Je crois au Saint-Esprit;
à la sainte Église catholique, à la communion des saints, à la rémission des péchés;
à la résurrection de la chair, à la vie éternelle.
Ainsi soit-il.
- La récitation de ce symbole des apôtres, ou de ce Credo, est-il l'acte de foi par excellence?
- Oui, la récitation de ce symbole des apôtres, ou de ce Credo, est l'acte de foi par excellence; et l'on ne saurait trop le recommander à tous les fidèles comme pratique de chaque jour.
- Pourriez-vous me donner encore une autre formule de l'acte de foi, courte et précise, qui serait, elle aussi, excellemment, l'acte de la vertu surnaturelle de foi, qui est la première des vertus théologales?
- Oui; et voici cette formule, sous forme d'hommage à Dieu: Mon Dieu, je crois, sur votre parole, tout ce que vous avez révélé, en vue de vous-même, voulant être, un jour, notre bonheur parfait.
- Quels sont ceux qui peuvent faire cet acte de foi?
- Ceux-là seuls qui ont la vertu surnaturelle de foi (II-II 4,5).
- Les infidèles ne peuvent donc pas faire cet acte de foi?
- Les infidèles ne peuvent pas faire cet acte de foi; parce qu'ils ne croient pas ce que Dieu a révélé en vue de leur bonheur surnaturel: soit qu'ils l'ignorent, et ne s' abandonnent point, confiants, à l'action de Dieu, pouvant et voulant leur donner leur bien selon qu'il lui plaît; soit que, l'ayant connu, ils aient refusé d'y donner l'assentiment de leur esprit (II-II 10,0).
- Et les impies peuvent-ils faire cet acte de foi?
- Non, les impies ne peuvent pas faire cet acte de foi; parce que, même s'ils tiennent pour certain ce que Dieu a révélé, en raison de l'autorité de Dieu, qui ne peut ni se tromper, ni nous tromper, l'adhésion de leur esprit n'est point l'effet d'une sympathie surnaturelle à l'endroit de la parole de Dieu, qu'ils détestent au contraire, bien que ne pouvant pas ne pas la subir (II-II 5,2 ad 2).
- Y a-t-il des hommes qui puissent croire de la sorte, sans pourtant faire l'acte de foi de la vertu surnaturelle?
- Oui, et ils ne font en cela qu'imiter les démons (II-II 5,2).
- Les hérétiques peuvent-ils faire l'acte de foi de la vertu surnaturelle?
- Non, les hérétiques ne peuvent pas faire l'acte de foi de la vertu surnaturelle; parce que, même s'ils adhèrent, par leur esprit, à tel ou tel point de la doctrine révélée, ils n'y adhèrent point sur la parole de Dieu, mais sur leur propre jugement (II-II 5,3).

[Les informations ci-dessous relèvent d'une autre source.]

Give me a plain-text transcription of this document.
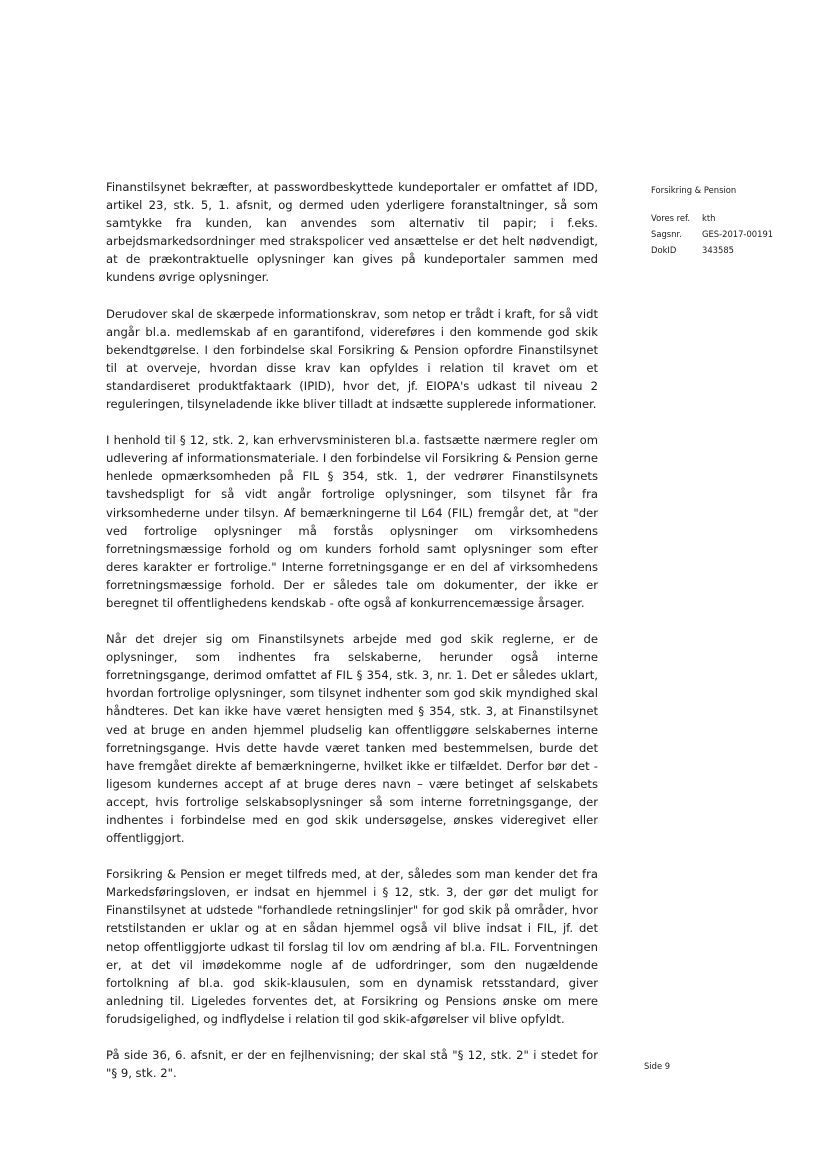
Forsikring & Pension
Vores ref.	kth
Sagsnr.	GES-2017-00191
DokID	343585

Finanstilsynet bekræfter, at passwordbeskyttede kundeportaler er omfattet af IDD, artikel 23, stk. 5, 1. afsnit, og dermed uden yderligere foranstaltninger, så som samtykke fra kunden, kan anvendes som alternativ til papir; i f.eks. arbejdsmarkedsordninger med strakspolicer ved ansættelse er det helt nødvendigt, at de prækontraktuelle oplysninger kan gives på kundeportaler sammen med kundens øvrige oplysninger.

Derudover skal de skærpede informationskrav, som netop er trådt i kraft, for så vidt angår bl.a. medlemskab af en garantifond, videreføres i den kommende god skik bekendtgørelse. I den forbindelse skal Forsikring & Pension opfordre Finanstilsynet til at overveje, hvordan disse krav kan opfyldes i relation til kravet om et standardiseret produktfaktaark (IPID), hvor det, jf. EIOPA's udkast til niveau 2 reguleringen, tilsyneladende ikke bliver tilladt at indsætte supplerede informationer.

I henhold til § 12, stk. 2, kan erhvervsministeren bl.a. fastsætte nærmere regler om udlevering af informationsmateriale. I den forbindelse vil Forsikring & Pension gerne henlede opmærksomheden på FIL § 354, stk. 1, der vedrører Finanstilsynets tavshedspligt for så vidt angår fortrolige oplysninger, som tilsynet får fra virksomhederne under tilsyn. Af bemærkningerne til L64 (FIL) fremgår det, at "der ved fortrolige oplysninger må forstås oplysninger om virksomhedens forretningsmæssige forhold og om kunders forhold samt oplysninger som efter deres karakter er fortrolige." Interne forretningsgange er en del af virksomhedens forretningsmæssige forhold. Der er således tale om dokumenter, der ikke er beregnet til offentlighedens kendskab - ofte også af konkurrencemæssige årsager.

Når det drejer sig om Finanstilsynets arbejde med god skik reglerne, er de oplysninger, som indhentes fra selskaberne, herunder også interne forretningsgange, derimod omfattet af FIL § 354, stk. 3, nr. 1. Det er således uklart, hvordan fortrolige oplysninger, som tilsynet indhenter som god skik myndighed skal håndteres. Det kan ikke have været hensigten med § 354, stk. 3, at Finanstilsynet ved at bruge en anden hjemmel pludselig kan offentliggøre selskabernes interne forretningsgange. Hvis dette havde været tanken med bestemmelsen, burde det have fremgået direkte af bemærkningerne, hvilket ikke er tilfældet. Derfor bør det - ligesom kundernes accept af at bruge deres navn – være betinget af selskabets accept, hvis fortrolige selskabsoplysninger så som interne forretningsgange, der indhentes i forbindelse med en god skik undersøgelse, ønskes videregivet eller offentliggjort.

Forsikring & Pension er meget tilfreds med, at der, således som man kender det fra Markedsføringsloven, er indsat en hjemmel i § 12, stk. 3, der gør det muligt for Finanstilsynet at udstede "forhandlede retningslinjer" for god skik på områder, hvor retstilstanden er uklar og at en sådan hjemmel også vil blive indsat i FIL, jf. det netop offentliggjorte udkast til forslag til lov om ændring af bl.a. FIL. Forventningen er, at det vil imødekomme nogle af de udfordringer, som den nugældende fortolkning af bl.a. god skik-klausulen, som en dynamisk retsstandard, giver anledning til. Ligeledes forventes det, at Forsikring og Pensions ønske om mere forudsigelighed, og indflydelse i relation til god skik-afgørelser vil blive opfyldt.

På side 36, 6. afsnit, er der en fejlhenvisning; der skal stå "§ 12, stk. 2" i stedet for "§ 9, stk. 2".

Side 9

- Ces hérétiques sont-ils encore plus en défaut, par rapport à l'acte de foi, que les impies ou les démons?
- Oui, parce que la parole de Dieu ou son autorité n'est même pas ce qui motive l'adhésion de leur esprit.
- Et les apostats, peuvent-ils faire l'acte de foi?

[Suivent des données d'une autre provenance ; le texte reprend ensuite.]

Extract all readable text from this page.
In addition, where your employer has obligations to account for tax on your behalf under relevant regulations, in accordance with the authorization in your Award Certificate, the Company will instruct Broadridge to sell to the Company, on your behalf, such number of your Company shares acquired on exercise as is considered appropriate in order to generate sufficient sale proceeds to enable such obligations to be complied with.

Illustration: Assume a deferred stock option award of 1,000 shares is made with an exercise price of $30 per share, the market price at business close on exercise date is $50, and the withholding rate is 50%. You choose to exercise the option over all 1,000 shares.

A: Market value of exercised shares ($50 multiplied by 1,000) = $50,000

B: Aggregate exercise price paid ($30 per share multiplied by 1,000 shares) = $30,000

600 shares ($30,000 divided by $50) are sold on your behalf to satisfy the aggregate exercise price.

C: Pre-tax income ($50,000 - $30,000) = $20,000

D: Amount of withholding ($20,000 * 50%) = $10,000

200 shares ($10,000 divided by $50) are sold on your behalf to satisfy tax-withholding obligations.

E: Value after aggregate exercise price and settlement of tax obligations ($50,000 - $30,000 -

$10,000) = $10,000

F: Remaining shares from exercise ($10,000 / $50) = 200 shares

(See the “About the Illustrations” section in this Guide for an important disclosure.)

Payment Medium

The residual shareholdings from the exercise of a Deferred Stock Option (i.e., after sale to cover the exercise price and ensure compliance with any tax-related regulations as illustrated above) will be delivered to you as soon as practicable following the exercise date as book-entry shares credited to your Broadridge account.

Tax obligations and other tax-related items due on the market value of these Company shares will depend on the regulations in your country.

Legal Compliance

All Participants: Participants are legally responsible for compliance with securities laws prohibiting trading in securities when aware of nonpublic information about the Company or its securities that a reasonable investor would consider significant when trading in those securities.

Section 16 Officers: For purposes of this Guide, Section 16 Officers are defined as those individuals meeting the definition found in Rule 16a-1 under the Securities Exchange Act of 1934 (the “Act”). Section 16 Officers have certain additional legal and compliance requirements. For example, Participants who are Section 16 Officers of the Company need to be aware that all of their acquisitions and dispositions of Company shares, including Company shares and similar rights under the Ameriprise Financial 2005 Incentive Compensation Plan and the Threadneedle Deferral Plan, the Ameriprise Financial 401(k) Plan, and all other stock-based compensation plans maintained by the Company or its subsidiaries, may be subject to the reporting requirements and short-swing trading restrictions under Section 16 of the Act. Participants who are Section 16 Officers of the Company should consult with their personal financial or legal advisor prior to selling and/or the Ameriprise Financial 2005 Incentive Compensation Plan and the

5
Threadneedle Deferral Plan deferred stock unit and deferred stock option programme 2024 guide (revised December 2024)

- Non, les apostats ne peuvent pas faire l'acte de foi; parce que leur esprit a complètement rejeté ce à quoi ils avaient cru d'abord sur la parole de Dieu (II-II 12,0).
- Les pécheurs peuvent-ils faire l'acte de foi, même comme acte de la vertu surnaturelle?
- Oui, les pécheurs peuvent faire l'acte de foi, même comme acte de la vertu surnaturelle, quand ils ont, en effet, cette vertu: et ils peuvent l'avoir, quoique dans un état imparfait, quand ils n' ont pas la charité ou qu'ils sont en état de péché mortel (II-II 4,1 II-II 4,4).
- Tout péché mortel n'est donc pas un péché contre la foi?
- Non, tout péché mortel n'est pas un péché contre la foi (II-II 10,1 II-II 10,4).
- En quoi consiste exactement le péché contre la foi?
- Le péché contre la foi consiste à ne pas vouloir soumettre son esprit à la parole de Dieu par respect et par sympathie pour cette parole (II-II 10,1 II-II 10,3).
- Est-ce toujours la faute de l'homme, s'il ne soumet pas ainsi son esprit à la parole de Dieu, par respect et par sympathie pour cette parole?
- Oui, c'est toujours la faute de l'homme et parce qu'il résiste à la grâce actuelle de Dieu l'invitant à faire cet acte de soumission (II-II 6,1-2).
- Tous les hommes qui vivent sur cette terre ont-ils toujours cette grâce actuelle?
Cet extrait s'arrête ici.